13 Марта . Последний Божий день. Прощеный{88}. Василий Теплый.
Вечером заморозило, и отпечатки следов по рыхлому снегу остались, а новые по замерзшему снегу стали невидимы. Я все-таки вышел проведать Чистик, потому что день разгорался единственный. Наст «скипелся» на наст, и так слежалось, смерзлось, что нога нигде не проваливается. Насыпи от канав обнажились рыжие. Вокруг деревьев всюду кольца на снегу. Верхушки холмов пестрые. Дорога малоезженая обнажилась, а постоянные порыжели. Мало снега было зимой. Березы побурели, на голубом снегу, под голубым небом рощи берез прекрасны. Ели и сосны млеют на солнце и вороны орут. Распушилась пушица на ольхе, и вербы стоят готовые к празднику. Болотные кочки показали свои рыжие мохнатые головы. Флейта наткнулась на белых куропаток, я, услыхав их хохот, притаился под сосной, одна белая, как снег, спустилась на снег полянки и осталась на ней после выстрела. Зайчиха лохматая линяющая кралась от собаки в кустах.
Ослепительно ярко и очень больно глазам.
Мне вчера сказал мужик:
— Не узнал бы тебя, брат.
— А что?
— Заовинел ты как-то… — вернее, замужичел, облохматился, зарос (или он хотел сказать, что как дымится овин, так дымятся мои волосы, начинающие седеть: заовинел).
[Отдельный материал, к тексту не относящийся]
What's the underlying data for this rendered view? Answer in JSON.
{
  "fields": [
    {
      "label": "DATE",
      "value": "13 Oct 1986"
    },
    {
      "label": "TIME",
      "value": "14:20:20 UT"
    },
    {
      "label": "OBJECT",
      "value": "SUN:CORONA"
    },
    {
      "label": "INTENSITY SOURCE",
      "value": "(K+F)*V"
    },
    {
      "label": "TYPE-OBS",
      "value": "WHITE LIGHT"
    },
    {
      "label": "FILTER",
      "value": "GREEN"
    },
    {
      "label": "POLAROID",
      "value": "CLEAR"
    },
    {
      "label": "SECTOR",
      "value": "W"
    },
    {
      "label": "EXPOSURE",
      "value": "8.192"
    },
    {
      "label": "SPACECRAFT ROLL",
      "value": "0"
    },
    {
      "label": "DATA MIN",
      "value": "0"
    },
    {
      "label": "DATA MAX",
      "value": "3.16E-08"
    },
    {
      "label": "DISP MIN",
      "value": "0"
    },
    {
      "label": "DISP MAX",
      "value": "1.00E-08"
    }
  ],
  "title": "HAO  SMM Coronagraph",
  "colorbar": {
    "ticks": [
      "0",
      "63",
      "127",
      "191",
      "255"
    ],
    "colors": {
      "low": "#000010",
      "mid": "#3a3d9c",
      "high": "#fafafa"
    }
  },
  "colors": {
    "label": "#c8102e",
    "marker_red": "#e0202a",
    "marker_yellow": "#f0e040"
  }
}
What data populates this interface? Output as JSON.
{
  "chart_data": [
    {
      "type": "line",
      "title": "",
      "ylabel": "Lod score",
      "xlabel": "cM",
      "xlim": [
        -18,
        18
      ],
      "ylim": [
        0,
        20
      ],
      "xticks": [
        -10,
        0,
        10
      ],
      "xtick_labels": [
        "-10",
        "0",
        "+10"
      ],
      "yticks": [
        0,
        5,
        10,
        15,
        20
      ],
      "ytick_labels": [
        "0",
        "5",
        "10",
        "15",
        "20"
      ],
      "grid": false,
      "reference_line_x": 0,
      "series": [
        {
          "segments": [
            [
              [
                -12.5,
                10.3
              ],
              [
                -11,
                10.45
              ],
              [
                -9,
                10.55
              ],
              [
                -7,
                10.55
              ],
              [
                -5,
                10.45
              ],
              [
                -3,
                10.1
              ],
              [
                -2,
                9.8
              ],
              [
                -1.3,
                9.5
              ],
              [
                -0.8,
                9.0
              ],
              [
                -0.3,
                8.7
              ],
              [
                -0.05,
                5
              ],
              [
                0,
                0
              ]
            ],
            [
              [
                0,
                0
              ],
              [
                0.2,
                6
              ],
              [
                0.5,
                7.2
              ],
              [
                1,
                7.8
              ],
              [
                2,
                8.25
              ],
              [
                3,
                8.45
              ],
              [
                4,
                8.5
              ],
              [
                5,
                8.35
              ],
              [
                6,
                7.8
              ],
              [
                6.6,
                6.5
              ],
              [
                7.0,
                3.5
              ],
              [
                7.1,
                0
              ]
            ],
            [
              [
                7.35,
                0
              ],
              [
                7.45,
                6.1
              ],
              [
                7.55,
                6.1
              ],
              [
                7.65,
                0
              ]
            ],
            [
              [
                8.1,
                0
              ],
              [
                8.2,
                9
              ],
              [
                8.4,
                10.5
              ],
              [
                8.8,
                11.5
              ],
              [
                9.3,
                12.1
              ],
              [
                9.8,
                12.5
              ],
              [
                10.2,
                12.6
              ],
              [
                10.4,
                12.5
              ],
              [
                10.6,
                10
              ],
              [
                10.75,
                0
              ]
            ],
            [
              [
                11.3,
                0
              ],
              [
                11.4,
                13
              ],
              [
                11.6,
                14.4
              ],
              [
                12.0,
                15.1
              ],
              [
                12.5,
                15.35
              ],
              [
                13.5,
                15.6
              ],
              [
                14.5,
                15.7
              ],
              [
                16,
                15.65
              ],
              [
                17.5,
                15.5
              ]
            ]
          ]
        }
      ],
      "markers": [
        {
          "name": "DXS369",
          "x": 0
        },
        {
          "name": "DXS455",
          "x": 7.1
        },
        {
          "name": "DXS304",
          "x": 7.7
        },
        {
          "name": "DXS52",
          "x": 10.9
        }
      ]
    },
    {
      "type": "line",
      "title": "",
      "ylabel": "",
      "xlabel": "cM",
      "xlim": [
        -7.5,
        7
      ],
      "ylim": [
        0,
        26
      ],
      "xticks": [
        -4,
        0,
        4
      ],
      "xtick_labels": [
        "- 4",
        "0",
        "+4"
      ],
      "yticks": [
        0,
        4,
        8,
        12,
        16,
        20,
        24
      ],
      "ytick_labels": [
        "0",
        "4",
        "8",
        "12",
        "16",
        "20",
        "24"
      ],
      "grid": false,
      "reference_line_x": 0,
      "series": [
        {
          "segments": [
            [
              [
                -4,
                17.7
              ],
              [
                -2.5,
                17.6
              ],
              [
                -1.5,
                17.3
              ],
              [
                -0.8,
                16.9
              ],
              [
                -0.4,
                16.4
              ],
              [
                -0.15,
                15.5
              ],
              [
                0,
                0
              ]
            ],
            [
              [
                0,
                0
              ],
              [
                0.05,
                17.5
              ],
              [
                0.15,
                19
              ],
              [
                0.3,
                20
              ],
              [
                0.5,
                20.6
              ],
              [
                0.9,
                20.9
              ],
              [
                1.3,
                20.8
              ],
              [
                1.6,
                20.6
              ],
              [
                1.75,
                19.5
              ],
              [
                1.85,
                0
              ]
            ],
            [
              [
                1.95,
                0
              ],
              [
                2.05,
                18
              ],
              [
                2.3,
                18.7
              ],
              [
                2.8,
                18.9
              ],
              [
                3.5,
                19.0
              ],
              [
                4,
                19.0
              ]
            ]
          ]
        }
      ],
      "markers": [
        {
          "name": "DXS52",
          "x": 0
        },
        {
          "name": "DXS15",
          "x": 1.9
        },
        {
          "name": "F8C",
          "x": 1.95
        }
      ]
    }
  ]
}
Не все ли равно? разве во мне дело, каким я кажусь, зато изнутри так хорошо в такой день. Ведь уже целых три часа свету прибавилось, и день стал такой широкий, будто в море выплыл из берегов узкой реки.
Еловский старик рассказывал:
— Чем все это кончится? вот и Ленин, сказывают, ходил спрашивать ворожею: «Чем, — говорит, — это кончится?» — «Молот — Серп, — сказала ворожея, — читай наоборот». Ленин прочитал, и вышло, что кончится царизмом.
— Престолом, — прочитали мы.
— Ну, престолом, все равно.
— Так, стало быть, царя хотят.
— Ну, царя не царя, а президента.
— А как же престолом-то?
— Что же, а разве у президента не будет престола?